Malaysiakini has contacted RMCD director-general Abdul Latif Abdul Kadir and the deputy director of the Procurement Department, Mohd Faizal Mansor, to clarify on the above allegations.

Involved in corruption cases

Nuctech Co Ltd is a subsidiary of Tsinghua Holdings founded in 1997. It was headed by Hu Haifeng, the son of the former China president Hu Jintao, until 2008.

He resigned from Nuctech in 2008 and later joined Tsinghua Holdings and was also promoted as the Communist Party secretary.

According to some monographs, the company made great strides internationally and successfully entered the African market after Hu joined. Their security equipment was sold to various countries such as Macedonia, Philippines, Ireland, and the UK.

However, Nuctech was also involved in corruption cases in many countries not too long after that. The Telegraph reported that Nuctech was involved in a multi-million procurement scandal in Namibia which was probed by the Namibian Anti-Corruption Commission.

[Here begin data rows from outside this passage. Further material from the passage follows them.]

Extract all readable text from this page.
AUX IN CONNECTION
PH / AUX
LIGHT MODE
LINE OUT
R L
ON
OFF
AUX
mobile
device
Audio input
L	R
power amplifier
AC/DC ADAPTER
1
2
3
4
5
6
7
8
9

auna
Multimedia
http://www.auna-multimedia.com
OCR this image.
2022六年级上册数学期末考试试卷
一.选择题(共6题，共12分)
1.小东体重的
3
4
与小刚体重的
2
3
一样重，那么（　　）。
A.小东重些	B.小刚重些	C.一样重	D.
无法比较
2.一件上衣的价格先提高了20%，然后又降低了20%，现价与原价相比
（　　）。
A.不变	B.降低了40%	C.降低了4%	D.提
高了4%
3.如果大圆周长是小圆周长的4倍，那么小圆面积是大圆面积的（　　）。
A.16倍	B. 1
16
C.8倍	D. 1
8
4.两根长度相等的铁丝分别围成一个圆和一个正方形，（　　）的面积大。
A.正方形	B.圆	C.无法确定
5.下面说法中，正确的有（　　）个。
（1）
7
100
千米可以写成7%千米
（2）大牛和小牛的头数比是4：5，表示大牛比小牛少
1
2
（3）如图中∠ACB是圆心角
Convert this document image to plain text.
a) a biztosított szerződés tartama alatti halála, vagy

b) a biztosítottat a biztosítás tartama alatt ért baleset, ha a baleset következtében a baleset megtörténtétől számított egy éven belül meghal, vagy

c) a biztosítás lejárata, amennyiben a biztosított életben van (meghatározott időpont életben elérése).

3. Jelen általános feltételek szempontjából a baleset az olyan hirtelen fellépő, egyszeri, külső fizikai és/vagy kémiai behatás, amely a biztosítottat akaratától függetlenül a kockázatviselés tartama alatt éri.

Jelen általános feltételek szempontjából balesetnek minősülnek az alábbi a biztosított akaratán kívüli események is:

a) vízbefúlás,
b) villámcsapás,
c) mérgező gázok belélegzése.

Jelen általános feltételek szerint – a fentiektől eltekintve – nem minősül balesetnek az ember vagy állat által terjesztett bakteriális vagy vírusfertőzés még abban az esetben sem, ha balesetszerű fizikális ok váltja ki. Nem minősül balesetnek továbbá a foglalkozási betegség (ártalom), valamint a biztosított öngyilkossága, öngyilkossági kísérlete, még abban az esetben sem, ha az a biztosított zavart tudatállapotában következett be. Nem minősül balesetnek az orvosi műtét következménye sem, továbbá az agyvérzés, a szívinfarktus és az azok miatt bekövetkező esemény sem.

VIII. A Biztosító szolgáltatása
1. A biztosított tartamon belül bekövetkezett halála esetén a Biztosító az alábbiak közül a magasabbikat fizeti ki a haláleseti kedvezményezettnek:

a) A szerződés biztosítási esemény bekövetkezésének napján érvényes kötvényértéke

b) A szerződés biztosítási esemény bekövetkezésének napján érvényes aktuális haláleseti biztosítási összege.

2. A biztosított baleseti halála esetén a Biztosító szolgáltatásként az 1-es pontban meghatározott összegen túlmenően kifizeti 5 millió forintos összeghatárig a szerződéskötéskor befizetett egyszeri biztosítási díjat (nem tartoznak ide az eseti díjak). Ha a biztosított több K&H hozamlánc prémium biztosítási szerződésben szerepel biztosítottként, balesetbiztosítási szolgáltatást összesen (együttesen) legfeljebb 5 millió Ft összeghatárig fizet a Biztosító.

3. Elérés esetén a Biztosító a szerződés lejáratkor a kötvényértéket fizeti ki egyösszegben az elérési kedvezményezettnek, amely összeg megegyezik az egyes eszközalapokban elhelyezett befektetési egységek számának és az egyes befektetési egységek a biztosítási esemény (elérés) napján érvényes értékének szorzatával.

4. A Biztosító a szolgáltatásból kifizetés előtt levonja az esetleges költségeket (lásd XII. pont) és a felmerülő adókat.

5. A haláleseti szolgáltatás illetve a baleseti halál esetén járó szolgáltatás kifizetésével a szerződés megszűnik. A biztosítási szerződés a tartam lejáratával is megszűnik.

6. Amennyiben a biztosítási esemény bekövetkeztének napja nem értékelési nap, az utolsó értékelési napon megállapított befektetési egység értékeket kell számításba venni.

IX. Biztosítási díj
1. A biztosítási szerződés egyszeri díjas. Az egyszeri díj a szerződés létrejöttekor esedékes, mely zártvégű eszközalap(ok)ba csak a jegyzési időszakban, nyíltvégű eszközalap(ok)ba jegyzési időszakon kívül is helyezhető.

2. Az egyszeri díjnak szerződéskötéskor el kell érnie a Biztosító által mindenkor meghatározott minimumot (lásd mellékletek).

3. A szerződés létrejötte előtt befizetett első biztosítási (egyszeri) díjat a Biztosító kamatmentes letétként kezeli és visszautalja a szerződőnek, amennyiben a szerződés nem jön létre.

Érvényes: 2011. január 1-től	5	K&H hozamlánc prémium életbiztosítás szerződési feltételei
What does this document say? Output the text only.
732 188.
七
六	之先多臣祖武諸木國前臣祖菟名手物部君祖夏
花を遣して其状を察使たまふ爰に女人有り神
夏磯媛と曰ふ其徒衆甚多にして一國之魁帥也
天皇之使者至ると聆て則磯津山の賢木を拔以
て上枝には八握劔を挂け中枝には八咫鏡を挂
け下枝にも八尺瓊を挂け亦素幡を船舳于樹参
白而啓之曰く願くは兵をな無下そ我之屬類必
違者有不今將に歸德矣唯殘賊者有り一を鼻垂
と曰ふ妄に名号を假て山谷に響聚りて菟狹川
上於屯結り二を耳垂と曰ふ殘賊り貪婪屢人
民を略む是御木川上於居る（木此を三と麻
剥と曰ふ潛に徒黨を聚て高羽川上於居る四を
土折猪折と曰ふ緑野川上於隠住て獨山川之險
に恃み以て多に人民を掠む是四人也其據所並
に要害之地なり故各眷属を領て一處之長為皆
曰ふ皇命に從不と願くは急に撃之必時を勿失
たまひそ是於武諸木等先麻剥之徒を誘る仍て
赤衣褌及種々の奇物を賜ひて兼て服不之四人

Hu assisted the investigation as a "witness" in 2009.

The Namibian reported that three individuals were prosecuted in this case - namely a Nuctech Africa representative Yang Fan, Namibia’s former Public Service Commission member Teckla Lameck, and a representative of Nuctech’s local partners Kongo Mokaxwa.

The prosecution alleged that the scanner price was inflated to enable Nuctech to pay a multi-million “commission” to a party linked to Lameck and Mokaxwa.

The accused first went on trial in 2013, but the case ended halfway as the judge had to step down from continuing to hear the matter, according to The Namibian.

The trio was reportedly acquitted in 2019 after the prosecution conceded that the state did not manage to present sufficient evidence.

Additionally, in Taiwan, it was reported that the former head of the Aviation Police Bureau’s aviation security section, Sun Yi-Ming, was convicted in February 2020 for receiving kickbacks and engaging in other illicit activities.

Nuctech X-ray scanners which were purchased by Taiwanese authorities and installed at airports were found to have been repackaged in Japan to deceive Taiwanese regulators. Sun was also found to be lured by a female sales manager from Nuctech, according to Taipei Times.

A separate fraud case involving Nuctech happened in the Philippines.

ABS-CBN reported that the Philippine government purchased 30 X-ray scanners from Nuctech through a loan agreement with the Chinese government.

However, the Philippine’s Commission on Audit subsequently found that the machines were exorbitantly overpriced by 4.215 billion Philippine pesos (about RM360 million).

It was reported that the quality of Nuctech’s scanners was questionable as they had zero detection for methamphetamine or other drugs for ten years, despite their maintenance cost being 1.5 times higher than other international service providers.

Looking back to Malaysia, the integrity of the tender process was also questionable. Calling for a thorough investigation, the source who spoke to Malaysiakini had also notified the MACC in early June 2020.

This news portal has contacted MACC for a response.

Tony Pua, the former political secretary to Lim, responded that all things were done in compliance with open tender and MOF procedures.

He also claimed that the awarding of contracts followed the recommendation of the evaluation committee, which consisted of the Treasury secretary-general and senior officials of the MOF and RMCD.